O, ja sobie myślę że w przyszłym tygodniu zrobię je na słodko z serem, o :D
pomysł rewelacyjny, sama na to bym nie wpadła, dziękuję! :-)
Jednak nie wytrzymałam do jutra i zrobiłam je dzisiaj. Bardzo dobre, chociaż moje wzory nie wyszły takie ładne ;) Ciasto jest słodsze od tego, które tradycyjnie robię, ale dzisiaj właśnie o takie chodziło. Dzięki
O wow! Piękne są! :)))
zajefajnie to wygląda wiesz? takie naleśniki aż wołają by je podziwiać a potem zjeść :)
Jaki oryginalny pomysł! Bardzo elegenckie naleśniczki, kratki są modne w tym sezonie? :-) ;-)
Mamciu no to mnie rozbawiłaś do lez tym razem heheee... Choć nie powiem dobrze byłoby mieć takiego Pascala w kuchni tylko na mą wyłączność ;)

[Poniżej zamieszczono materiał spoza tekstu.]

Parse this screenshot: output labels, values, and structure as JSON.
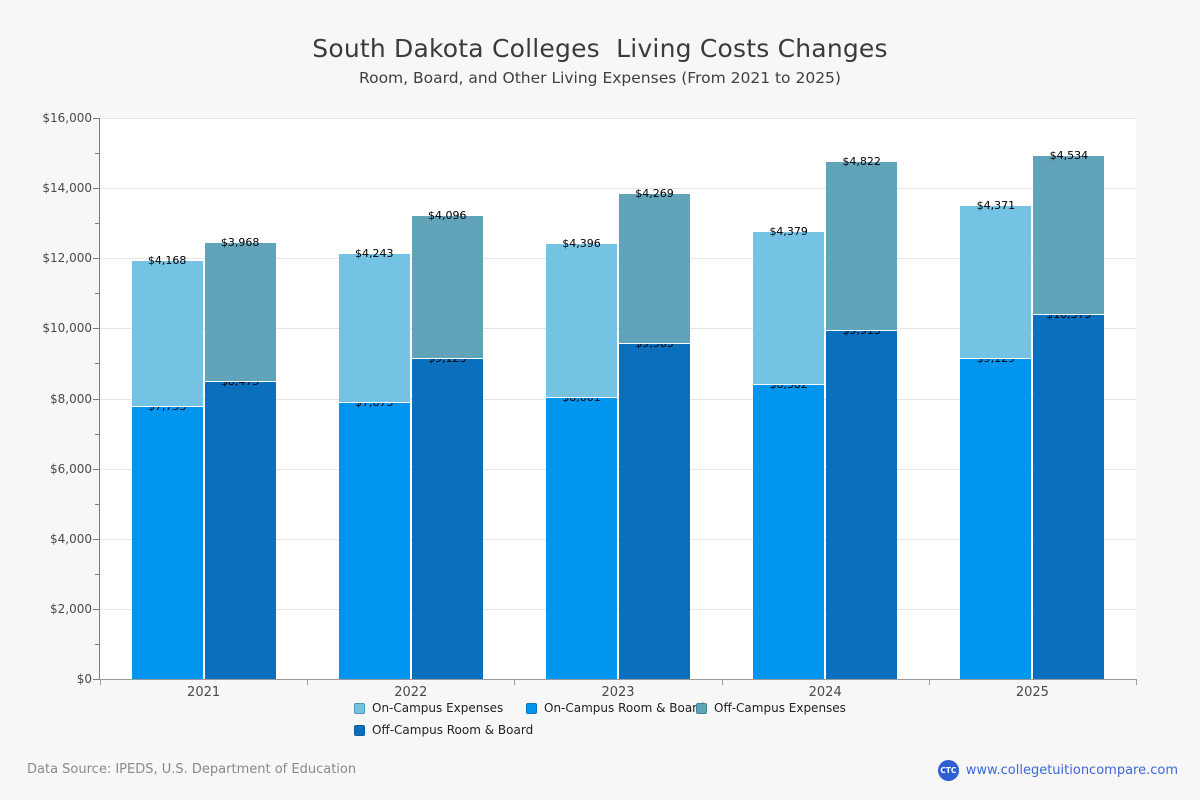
{
  "page": {
    "title": "South Dakota Colleges  Living Costs Changes",
    "subtitle": "Room, Board, and Other Living Expenses (From 2021 to 2025)"
  },
  "chart_data": {
    "type": "bar",
    "stacked": true,
    "title": "South Dakota Colleges  Living Costs Changes",
    "subtitle": "Room, Board, and Other Living Expenses (From 2021 to 2025)",
    "categories": [
      "2021",
      "2022",
      "2023",
      "2024",
      "2025"
    ],
    "series": [
      {
        "name": "On-Campus Room & Board",
        "stack": "on-campus",
        "color": "#0095ef",
        "values": [
          7753,
          7873,
          8001,
          8382,
          9129
        ],
        "labels": [
          "$7,753",
          "$7,873",
          "$8,001",
          "$8,382",
          "$9,129"
        ]
      },
      {
        "name": "On-Campus Expenses",
        "stack": "on-campus",
        "color": "#74c3e4",
        "values": [
          4168,
          4243,
          4396,
          4379,
          4371
        ],
        "labels": [
          "$4,168",
          "$4,243",
          "$4,396",
          "$4,379",
          "$4,371"
        ]
      },
      {
        "name": "Off-Campus Room & Board",
        "stack": "off-campus",
        "color": "#0a6fbd",
        "values": [
          8475,
          9123,
          9565,
          9913,
          10379
        ],
        "labels": [
          "$8,475",
          "$9,123",
          "$9,565",
          "$9,913",
          "$10,379"
        ]
      },
      {
        "name": "Off-Campus Expenses",
        "stack": "off-campus",
        "color": "#61a3b9",
        "values": [
          3968,
          4096,
          4269,
          4822,
          4534
        ],
        "labels": [
          "$3,968",
          "$4,096",
          "$4,269",
          "$4,822",
          "$4,534"
        ]
      }
    ],
    "ylim": [
      0,
      16000
    ],
    "ytick_step": 2000,
    "y_minor_step": 1000,
    "y_ticks": [
      "$0",
      "$2,000",
      "$4,000",
      "$6,000",
      "$8,000",
      "$10,000",
      "$12,000",
      "$14,000",
      "$16,000"
    ],
    "grid": true,
    "legend_position": "bottom-center",
    "legend": [
      {
        "label": "On-Campus Expenses",
        "color": "#74c3e4"
      },
      {
        "label": "On-Campus Room & Board",
        "color": "#0095ef"
      },
      {
        "label": "Off-Campus Expenses",
        "color": "#61a3b9"
      },
      {
        "label": "Off-Campus Room & Board",
        "color": "#0a6fbd"
      }
    ]
  },
  "footer": {
    "source": "Data Source: IPEDS, U.S. Department of Education",
    "logo_text": "CTC",
    "website": "www.collegetuitioncompare.com"
  },
  "colors": {
    "background": "#f7f7f8",
    "plot_background": "#ffffff",
    "gridline": "#e6e6e6",
    "axis": "#7d7d7d",
    "link_blue": "#3e68d8",
    "logo_blue": "#2e5fd3"
  }
}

Aga-aa wiem wiem... wcinający te naleśniki byli pod ich wrażeniem :)
Poswix tak kratka w tym sezonie jest na topie :)
Dziękuje Wam za achy i echy :) Miło mi, że do mnie zaglądacie !!!!

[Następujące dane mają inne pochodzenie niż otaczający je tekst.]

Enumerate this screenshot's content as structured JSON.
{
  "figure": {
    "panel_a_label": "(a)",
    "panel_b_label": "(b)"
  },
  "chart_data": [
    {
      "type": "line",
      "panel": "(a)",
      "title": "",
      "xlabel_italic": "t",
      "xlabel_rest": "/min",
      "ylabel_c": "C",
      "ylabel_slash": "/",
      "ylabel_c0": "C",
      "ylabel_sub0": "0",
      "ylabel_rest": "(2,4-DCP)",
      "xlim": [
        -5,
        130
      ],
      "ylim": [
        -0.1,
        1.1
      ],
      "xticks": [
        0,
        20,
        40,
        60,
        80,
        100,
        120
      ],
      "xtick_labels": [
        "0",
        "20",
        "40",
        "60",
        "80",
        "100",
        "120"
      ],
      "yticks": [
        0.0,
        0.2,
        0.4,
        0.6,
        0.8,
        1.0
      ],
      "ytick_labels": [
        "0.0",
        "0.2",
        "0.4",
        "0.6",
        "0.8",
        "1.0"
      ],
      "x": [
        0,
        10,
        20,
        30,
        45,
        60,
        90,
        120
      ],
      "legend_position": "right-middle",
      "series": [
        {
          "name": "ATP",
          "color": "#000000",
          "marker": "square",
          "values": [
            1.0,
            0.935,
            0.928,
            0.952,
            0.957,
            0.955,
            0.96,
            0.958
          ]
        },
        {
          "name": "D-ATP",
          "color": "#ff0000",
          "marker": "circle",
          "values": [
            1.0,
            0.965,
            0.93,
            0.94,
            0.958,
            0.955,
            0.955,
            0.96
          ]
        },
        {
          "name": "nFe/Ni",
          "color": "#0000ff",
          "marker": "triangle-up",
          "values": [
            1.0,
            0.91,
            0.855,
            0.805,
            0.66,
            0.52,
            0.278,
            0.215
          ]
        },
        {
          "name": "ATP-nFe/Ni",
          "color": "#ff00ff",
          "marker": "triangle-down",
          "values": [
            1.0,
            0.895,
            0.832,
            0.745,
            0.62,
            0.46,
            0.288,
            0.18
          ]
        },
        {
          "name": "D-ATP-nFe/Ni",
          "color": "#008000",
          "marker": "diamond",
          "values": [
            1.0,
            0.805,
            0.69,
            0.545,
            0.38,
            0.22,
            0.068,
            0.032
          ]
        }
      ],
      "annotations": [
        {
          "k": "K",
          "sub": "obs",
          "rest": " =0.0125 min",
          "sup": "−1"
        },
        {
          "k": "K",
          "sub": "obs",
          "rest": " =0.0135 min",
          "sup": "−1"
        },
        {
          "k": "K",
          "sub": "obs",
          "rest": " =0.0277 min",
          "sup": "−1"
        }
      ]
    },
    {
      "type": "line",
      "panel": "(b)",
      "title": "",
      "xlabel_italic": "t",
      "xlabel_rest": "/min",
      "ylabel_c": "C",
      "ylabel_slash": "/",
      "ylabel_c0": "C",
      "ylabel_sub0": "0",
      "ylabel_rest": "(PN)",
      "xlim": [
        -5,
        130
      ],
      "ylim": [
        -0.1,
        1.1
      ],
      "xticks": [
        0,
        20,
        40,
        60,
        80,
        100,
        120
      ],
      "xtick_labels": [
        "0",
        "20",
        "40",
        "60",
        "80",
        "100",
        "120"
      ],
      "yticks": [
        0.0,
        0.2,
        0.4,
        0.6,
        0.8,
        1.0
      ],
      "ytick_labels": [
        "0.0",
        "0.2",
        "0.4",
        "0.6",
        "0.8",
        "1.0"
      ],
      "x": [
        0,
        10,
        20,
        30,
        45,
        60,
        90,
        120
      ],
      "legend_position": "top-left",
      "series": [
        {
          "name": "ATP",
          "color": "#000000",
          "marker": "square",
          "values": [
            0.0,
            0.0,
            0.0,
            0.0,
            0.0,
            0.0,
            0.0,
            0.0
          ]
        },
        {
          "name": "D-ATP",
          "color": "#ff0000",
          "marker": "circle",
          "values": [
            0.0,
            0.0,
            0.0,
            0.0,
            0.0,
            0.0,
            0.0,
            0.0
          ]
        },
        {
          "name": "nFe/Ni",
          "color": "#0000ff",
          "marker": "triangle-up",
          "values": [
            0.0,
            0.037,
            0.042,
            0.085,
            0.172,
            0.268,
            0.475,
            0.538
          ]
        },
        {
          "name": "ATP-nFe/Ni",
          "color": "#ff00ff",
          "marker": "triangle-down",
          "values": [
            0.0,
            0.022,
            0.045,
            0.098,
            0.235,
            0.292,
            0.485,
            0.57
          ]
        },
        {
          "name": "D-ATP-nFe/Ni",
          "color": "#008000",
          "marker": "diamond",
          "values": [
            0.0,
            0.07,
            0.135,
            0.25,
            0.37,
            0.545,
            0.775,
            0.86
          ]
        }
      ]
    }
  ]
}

Kahlan84 ja tą krateczkę robiłam po babcinemu: ciemne ciasto włożyłam do foliowego woreczka i końcówkę przycięłam ociupinkę nożyczkami. Dzięki temu ciasto wylewało się idealnie.
Pozdrawiam :)
Też o tym pomyślałam, ale robiłam z połowy porcji i nie chciało mi się aż tak bawić - następnym razem zrobię więcej i wtedy stworzę arcydzieła :)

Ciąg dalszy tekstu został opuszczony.